Quando pensamos em Marrocos, algo que, convenhamos, não fazemos diariamente, logo nos vem a cabeça um cenário com muita areia e predominantemente marrom, certo? A exposição “Marrocos”, em cartaz no MAB (Museu de Arte Brasileira) da Faap (Fundação Armando Álvares Penteado) procura mostrar ao público as tradições e a modernidade artística do país africano, algo que está longe de ser parecido com a impressão que temos de lá. A curadoria da mostra ficou sob a responsabilidade de Abdellh Salih, diretor do matrimonio cultural marroquino.

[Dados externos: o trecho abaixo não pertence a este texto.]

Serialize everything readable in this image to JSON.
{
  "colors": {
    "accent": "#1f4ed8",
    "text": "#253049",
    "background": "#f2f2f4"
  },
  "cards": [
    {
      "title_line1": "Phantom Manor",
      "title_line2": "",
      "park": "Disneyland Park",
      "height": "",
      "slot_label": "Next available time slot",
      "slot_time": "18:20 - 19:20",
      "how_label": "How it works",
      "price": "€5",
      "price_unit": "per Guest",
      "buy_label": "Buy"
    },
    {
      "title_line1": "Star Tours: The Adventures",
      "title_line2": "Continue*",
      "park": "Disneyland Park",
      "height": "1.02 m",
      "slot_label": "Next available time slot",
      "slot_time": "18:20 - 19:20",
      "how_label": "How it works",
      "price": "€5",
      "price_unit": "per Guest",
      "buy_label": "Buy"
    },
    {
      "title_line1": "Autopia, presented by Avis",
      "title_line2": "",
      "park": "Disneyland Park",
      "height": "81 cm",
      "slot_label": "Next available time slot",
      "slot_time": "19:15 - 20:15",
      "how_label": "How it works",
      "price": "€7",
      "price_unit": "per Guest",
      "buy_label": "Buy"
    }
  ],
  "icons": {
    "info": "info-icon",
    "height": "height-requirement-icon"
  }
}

Antes de falar da exposição em si é bom sabermos, ainda que bastante superficialmente, um pouco da história do Marrocos. O país era dominado pelos fenícios, do Império Bizantino e Romano, até a chegada dos árabes, responsáveis por levar o Islã, que hoje é a principal religião local, para o país. Após isso Portugal dominou a região, mas sem exercer grande influência, depois foi a vez da Inglaterra tomar conta do lugar e, em 1904, ceder o território para a França.
Os aspectos dos diversos países que tomaram conta do local podem ser percebidos nos itens expostos. Nos manuscritos e inscrições realizadas em objetos, a linguagem e grafia do alcorão é a predominante, porém, há itens com influências francesas. Ainda em alguns objetos, como a base de um pilar, é possível observar claramente a influência da cultura grega. Grego? Mas os gregos também colonizaram o lugar? Não! Mas, como um dos berços da civilização ocidental, influenciou os costumes romanos e bizantinos.

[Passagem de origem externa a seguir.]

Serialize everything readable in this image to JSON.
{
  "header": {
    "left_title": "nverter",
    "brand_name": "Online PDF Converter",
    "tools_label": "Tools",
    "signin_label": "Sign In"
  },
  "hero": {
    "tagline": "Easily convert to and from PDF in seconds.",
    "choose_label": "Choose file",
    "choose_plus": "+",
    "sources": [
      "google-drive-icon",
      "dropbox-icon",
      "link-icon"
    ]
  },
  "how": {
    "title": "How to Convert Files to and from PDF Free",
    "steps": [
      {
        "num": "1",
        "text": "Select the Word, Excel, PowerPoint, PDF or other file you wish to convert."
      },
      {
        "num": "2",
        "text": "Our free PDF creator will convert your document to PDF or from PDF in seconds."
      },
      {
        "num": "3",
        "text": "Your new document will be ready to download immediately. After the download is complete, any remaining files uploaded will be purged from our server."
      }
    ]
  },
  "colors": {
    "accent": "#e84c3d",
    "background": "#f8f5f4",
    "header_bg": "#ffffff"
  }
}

Os objetos estão expostos divididos em dois espaços, um com a cultura antiga e outro com a contemporânea. As peças mais velhas estão dispostas por categorias, divididas em caligrafia, astrolábio, ofício da madeira, roupa feminina urbana, artes rurais (cerâmica e portas), tapetes, artes urbanas, jóias e bordados marroquinos. Na maioria dos objetos expostos, acompanhados de belos quadros, é possível observar uma grande quantidade de flores e rosáceas desenhadas nas peças.

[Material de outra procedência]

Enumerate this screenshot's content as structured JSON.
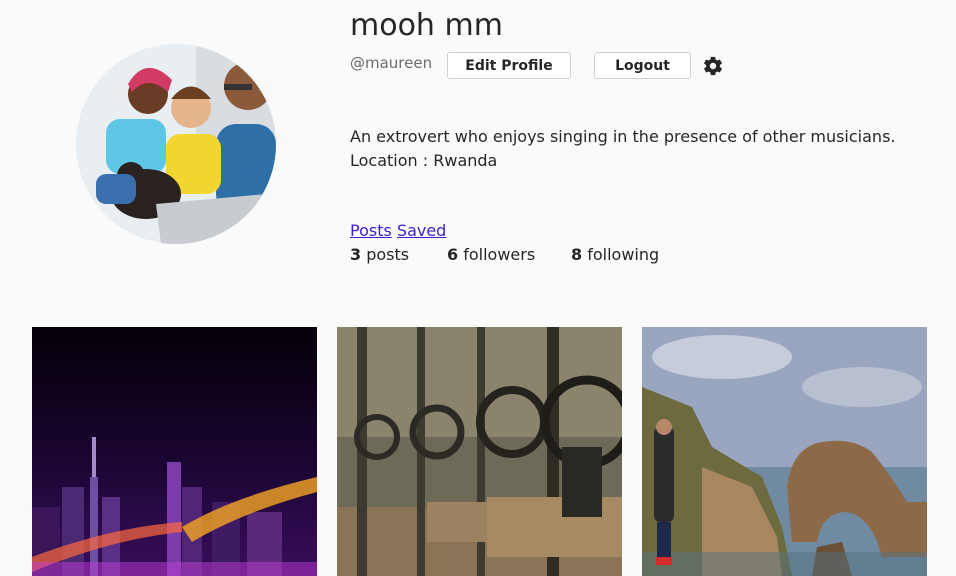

A parte da arte contemporânea, felizmente, está em um espaço separado. Vale a dica: caso você esteja com um pouco de pressa, nem entre no local, não perderá nada. Para não dizer que tudo ali não compensa, há um quadro bastante engraçado, com grandes influências do mundo atual, como referências a Bush e Bin Laden.
No geral, ainda que esteja aquém de exposições já realizadas no lugar, como dos Czares e dos Deuses Gregos, vale a pensa visitar a mostra. Conhecer a cultura de um país tão pouco conhecido por aqui é sempre válido.